Sakuta et al. [14] reported that a decrease in %VC was associated with diabetes, hypertension, hypertriglyceridemia, high GGT levels, and cardiovascular disease in middle-aged Japanese men. However, they did not study the relationship between %VC and MS or hs-CRP. Nakajima et al. studied the association between respiratory function and MS in comparison with hs-CRP in a Japanese population and reported that hs-CRP and impaired restrictive pulmonary function—but not obstructive pulmonary function—were significantly associated with MS even after adjustment for WC [14]. In their report, a moderate-to-severe restrictive pattern, but not a high hs-CRP level (>3.0 mg/L), was consistently associated with MS [15]. In contrast, in our study, hs-CRP is significantly associated with MS and %VC. Their cut point of hs-CRP may be too high for a Japanese population because a reported cut point of hs-CRP as an inflammatory component of MS is 0.45 mg/L in Japanese men and 0.25 mg/L in Japanese women [28]. Thus, VC was significantly associated with diabetes and MS in Japanese men, but the association was not conclusive in Japanese women.
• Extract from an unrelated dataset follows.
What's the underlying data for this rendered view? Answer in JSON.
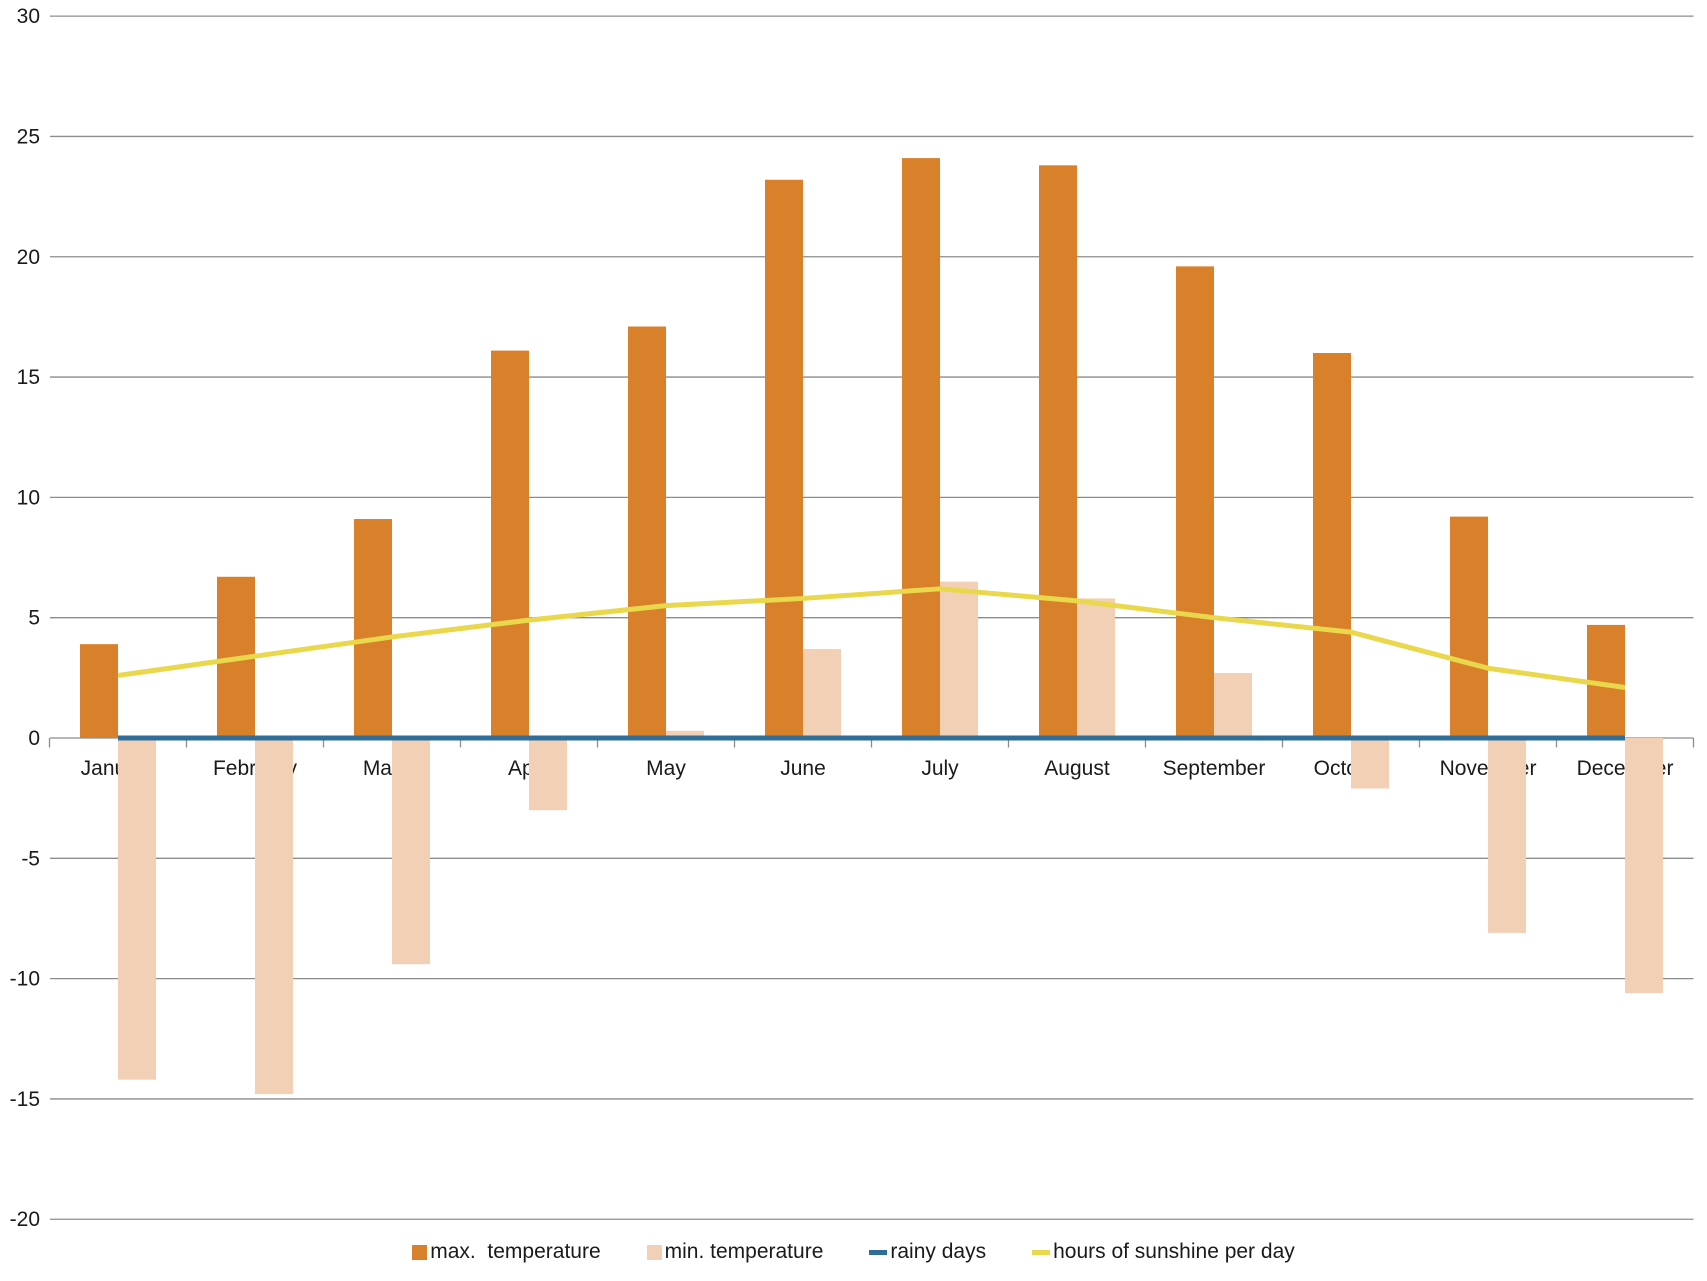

One reason for the inconclusiveness of our results in women may be that the number of subjects with diabetes in our study was too small to detect a statistical significance in women. The paradoxically positive relation between %VC and anthropometric parameters of obesity in women may result from the leanness—rather than obesity—of Japanese women. However, it is possible that there may be some gender difference in the association between VC and MS. The reason why low VC predicts diabetes is not known. One possible mechanism is hypoxia-induced insulin resistance [29]. However, the mild decrease in VC observed in our study and the above mentioned previous studies may not be associated with significant hypoxia. Rather, decreased muscle strength may be the link between impaired respiratory function and insulin resistance [9, 16]. Respiratory function is partially determined by skeletal muscle strength, and low levels of hand-grip strength have predicted higher levels of fasting insulin [30]. Another possible mechanism may involve SP-A. Levels of SP-A in the blood have been reported to be associated with insulin resistance [17] and may possibly be associated with a lower VC because SP-A is a marker of interstitial lung injury.
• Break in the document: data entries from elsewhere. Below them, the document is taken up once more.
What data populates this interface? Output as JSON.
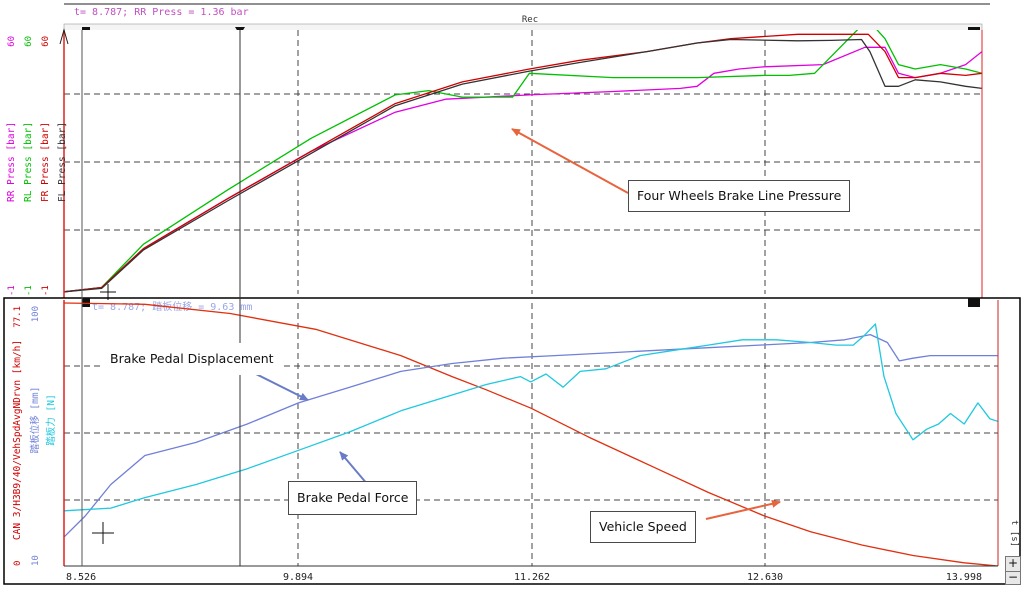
{
  "chart_data": [
    {
      "type": "line",
      "panel": "top",
      "cursor_readout": "t= 8.787; RR Press = 1.36 bar",
      "header_label": "Rec",
      "y_tick_labels": {
        "top": "60",
        "bottom": "-1"
      },
      "ylabels": [
        {
          "text": "RR Press [bar]",
          "color": "#e000e0"
        },
        {
          "text": "RL Press [bar]",
          "color": "#00c000"
        },
        {
          "text": "FR Press [bar]",
          "color": "#d00000"
        },
        {
          "text": "FL Press [bar]",
          "color": "#333333"
        }
      ],
      "xlim": [
        8.526,
        13.998
      ],
      "ylim": [
        -1,
        60
      ],
      "series": [
        {
          "name": "RR Press",
          "color": "#e000e0",
          "x": [
            8.526,
            8.75,
            9.0,
            9.5,
            10.0,
            10.5,
            10.8,
            11.3,
            11.8,
            12.2,
            12.3,
            12.4,
            12.55,
            12.7,
            13.05,
            13.3,
            13.42,
            13.5,
            13.6,
            13.75,
            13.9,
            13.998
          ],
          "y": [
            -0.5,
            0.5,
            9.5,
            21,
            32,
            41,
            44,
            45,
            45.8,
            46.5,
            47,
            50,
            51,
            51.5,
            52,
            56,
            56,
            50,
            49,
            50,
            52,
            55
          ]
        },
        {
          "name": "RL Press",
          "color": "#00c000",
          "x": [
            8.526,
            8.75,
            9.0,
            9.5,
            10.0,
            10.5,
            10.7,
            10.9,
            11.2,
            11.3,
            11.8,
            12.3,
            12.7,
            12.85,
            13.0,
            13.28,
            13.35,
            13.42,
            13.5,
            13.6,
            13.75,
            13.9,
            13.998
          ],
          "y": [
            -0.5,
            0.5,
            10.5,
            23,
            35,
            45,
            46,
            44.5,
            44.5,
            50,
            49,
            49,
            49.5,
            49.5,
            50,
            61,
            61,
            58,
            52,
            51,
            52,
            51,
            50
          ]
        },
        {
          "name": "FR Press",
          "color": "#d00000",
          "x": [
            8.526,
            8.75,
            9.0,
            9.5,
            10.0,
            10.5,
            10.9,
            11.3,
            11.6,
            12.0,
            12.3,
            12.5,
            12.9,
            13.05,
            13.32,
            13.42,
            13.5,
            13.6,
            13.75,
            13.9,
            13.998
          ],
          "y": [
            -0.5,
            0.5,
            9.5,
            21,
            32,
            43,
            48,
            51,
            53,
            55,
            57,
            58,
            59,
            59,
            59,
            55,
            49,
            49,
            50,
            49.5,
            50
          ]
        },
        {
          "name": "FL Press",
          "color": "#333333",
          "x": [
            8.526,
            8.75,
            9.0,
            9.5,
            10.0,
            10.5,
            10.9,
            11.3,
            11.6,
            12.0,
            12.3,
            12.5,
            12.9,
            13.1,
            13.28,
            13.33,
            13.42,
            13.5,
            13.6,
            13.75,
            13.9,
            13.998
          ],
          "y": [
            -0.5,
            0.3,
            9.2,
            20.5,
            31.5,
            42.5,
            47.5,
            50.5,
            52.5,
            55,
            57,
            57.8,
            57.5,
            57.6,
            57.8,
            55,
            47,
            47,
            48.5,
            48,
            47,
            46.5
          ]
        }
      ]
    },
    {
      "type": "line",
      "panel": "bottom",
      "cursor_readout": "t= 8.787; 踏板位移 = 9.63 mm",
      "y_tick_labels": {
        "top": "77.1",
        "top_right": "100",
        "bottom": "0",
        "bottom_right": "10"
      },
      "ylabels": [
        {
          "text": "CAN 3/H3B9/40/VehSpdAvgNDrvn [km/h]",
          "color": "#d00000"
        },
        {
          "text": "踏板位移 [mm]",
          "color": "#7080d8"
        },
        {
          "text": "踏板力 [N]",
          "color": "#20c8e0"
        }
      ],
      "xlim": [
        8.526,
        13.998
      ],
      "x_tick_labels": [
        "8.526",
        "9.894",
        "11.262",
        "12.630",
        "13.998"
      ],
      "x_unit": "t [s]",
      "ylim": [
        0,
        100
      ],
      "series": [
        {
          "name": "Vehicle Speed",
          "color": "#e03010",
          "x": [
            8.526,
            9.0,
            9.5,
            10.0,
            10.5,
            10.8,
            11.0,
            11.262,
            11.6,
            12.0,
            12.3,
            12.63,
            12.9,
            13.2,
            13.5,
            13.8,
            13.998
          ],
          "y": [
            100,
            99.5,
            96,
            90,
            80,
            72,
            67,
            60,
            49,
            37,
            28,
            19,
            13,
            8,
            4,
            1.2,
            0
          ]
        },
        {
          "name": "Brake Pedal Displacement",
          "color": "#7080d8",
          "x": [
            8.526,
            8.65,
            8.8,
            9.0,
            9.3,
            9.6,
            9.9,
            10.2,
            10.5,
            10.8,
            11.1,
            11.4,
            11.7,
            12.0,
            12.3,
            12.6,
            12.9,
            13.1,
            13.25,
            13.35,
            13.42,
            13.5,
            13.6,
            13.7,
            13.8,
            13.998
          ],
          "y": [
            11,
            19,
            31,
            42,
            47,
            54,
            62,
            68,
            74,
            77,
            79,
            80,
            81,
            82,
            83,
            84,
            85,
            86,
            88,
            85,
            78,
            79,
            80,
            80,
            80,
            80
          ]
        },
        {
          "name": "Brake Pedal Force",
          "color": "#20c8e0",
          "x": [
            8.526,
            8.8,
            9.0,
            9.3,
            9.6,
            9.9,
            10.2,
            10.5,
            10.8,
            11.0,
            11.2,
            11.26,
            11.35,
            11.45,
            11.55,
            11.7,
            11.9,
            12.1,
            12.3,
            12.5,
            12.7,
            12.9,
            13.05,
            13.15,
            13.22,
            13.28,
            13.33,
            13.4,
            13.5,
            13.58,
            13.65,
            13.72,
            13.8,
            13.88,
            13.95,
            13.998
          ],
          "y": [
            21,
            22,
            26,
            31,
            37,
            44,
            51,
            59,
            65,
            69,
            72,
            70,
            73,
            68,
            74,
            75,
            80,
            82,
            84,
            86,
            86,
            85,
            84,
            84,
            88,
            92,
            72,
            58,
            48,
            52,
            54,
            58,
            54,
            62,
            56,
            55
          ]
        }
      ]
    }
  ],
  "annotations": {
    "four_wheels": "Four Wheels Brake Line Pressure",
    "pedal_displacement": "Brake Pedal Displacement",
    "pedal_force": "Brake Pedal Force",
    "vehicle_speed": "Vehicle Speed"
  },
  "zoom": {
    "plus": "+",
    "minus": "−"
  }
}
Conclusions and limitations

Lower VC is an independent marker of diabetes and associated with MS in Japanese men. However, our study was a cross-sectional study, and the subjects were not a general population but visitors to our medical check-up center, which is in a central city of a rural region in Japan. Therefore, it is unknown whether low VC precedes the development of diabetes or not among Japanese. Further studies that include a larger number of female diabetic subjects and longitudinal ones are warranted to establish lower VC as a risk factor of diabetes in the Japanese general population.

Acknowledgments

We thank all subjects who participated in the study, the staff at our Medical Check-up Center who assisted the study, Dr. Shinzo Tachikawa, Dr. Shinpei Yoshii, and Dr. Masaaki Okabe at Tachikawa Medical Center, and Professor Yoshifusa Aizawa at Niigata University Graduate School of Medical and Dental Sciences for their efforts in designing the study environment.

Conflict of interest statement We received no financial support and have no conflict of interest to disclose.